The etymology of this word is not explained completely. Yet as early as for the CSl. epoch we must suppose the existing of at least two forms: †tysǫštjь and †tysęštjь. The Polish word represents the second one. Gmc, Baltic and Slavic forms are based on the stem *tū- ‘strong, powerful’, cf. Pol. tyć ‘to grow stouter, fat’, tuczyć ‘to fatten’, Lith. tùkti ‘to fatten’, Skr. tavas ‘strength’. The most probable reconstruction is *tūs-dḱm̥t-i-, with the meaning ‘a powerful hundred’, cf. Pruss. tūsimtons (acc.pl.), Lith. tū́kstantis, Latv. tũkstuotis, Goth. þūshundī. The strange contrast Gmc. -s- : Slavic -s- (original -s- after had to develop into †-x-) and Lith. -kst- can be explained as results of regular development of the rare consonantal cluster *tḱ. According to another hypothesis PG *þūs-xundi and PIE *tū-s-ḱm̥t-i- are reconstructed but such a suggestion does not explain Baltic forms. Moreover *sk should not have changed in Proto-Germanic, so this view is likely false.

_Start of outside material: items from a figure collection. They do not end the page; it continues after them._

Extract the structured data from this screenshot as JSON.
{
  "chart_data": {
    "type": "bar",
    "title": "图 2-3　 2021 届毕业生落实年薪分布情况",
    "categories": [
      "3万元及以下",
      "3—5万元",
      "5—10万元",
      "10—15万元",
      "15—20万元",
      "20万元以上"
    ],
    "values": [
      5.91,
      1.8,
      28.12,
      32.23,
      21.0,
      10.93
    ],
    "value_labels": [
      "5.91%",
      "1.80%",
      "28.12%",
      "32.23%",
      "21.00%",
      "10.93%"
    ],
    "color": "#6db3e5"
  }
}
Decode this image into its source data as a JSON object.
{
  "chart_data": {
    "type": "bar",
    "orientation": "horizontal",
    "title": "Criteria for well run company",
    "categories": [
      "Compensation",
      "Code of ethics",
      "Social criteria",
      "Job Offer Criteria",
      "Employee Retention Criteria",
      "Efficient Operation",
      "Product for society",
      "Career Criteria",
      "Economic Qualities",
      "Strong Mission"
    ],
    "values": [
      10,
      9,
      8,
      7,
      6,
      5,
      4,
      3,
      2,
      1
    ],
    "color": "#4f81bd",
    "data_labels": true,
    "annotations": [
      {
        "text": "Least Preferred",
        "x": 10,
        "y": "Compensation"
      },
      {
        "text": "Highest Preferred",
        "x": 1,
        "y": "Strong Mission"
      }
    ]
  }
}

The view, presented in the literature, that the IE language did not know the idea of ‘1000’, is wrong. However, not only one of words with such a meaning has preserved (compare ‘1’ or ‘4’). The forms which are present in other languages represent the form based on the stem *ǵhesl-: Skr. sahasra-, Av. hazaŋra, Arm. (from Pers.) hazar < *se-ǵhesl-o- (*se- had the meaning ‘one’, cf. Gr. he-katon), Gr. khīlioi < *ǵhesl-i-o- (cf. dial. khellioi), Lat. mīlle < *smī-ǵhsl-i (cf. *smī and Gr. mia < †smia < *smijə < *smiH ‘one (feminine)’).


In Toch. yet another word was in use: wälts < *weldhom ‘large number’.

Dziesięć tysięcy (10 000)

A simple word exists for this number in certain languages. Such forms as Arm. bewr or biwr, Gr. myriás belong here.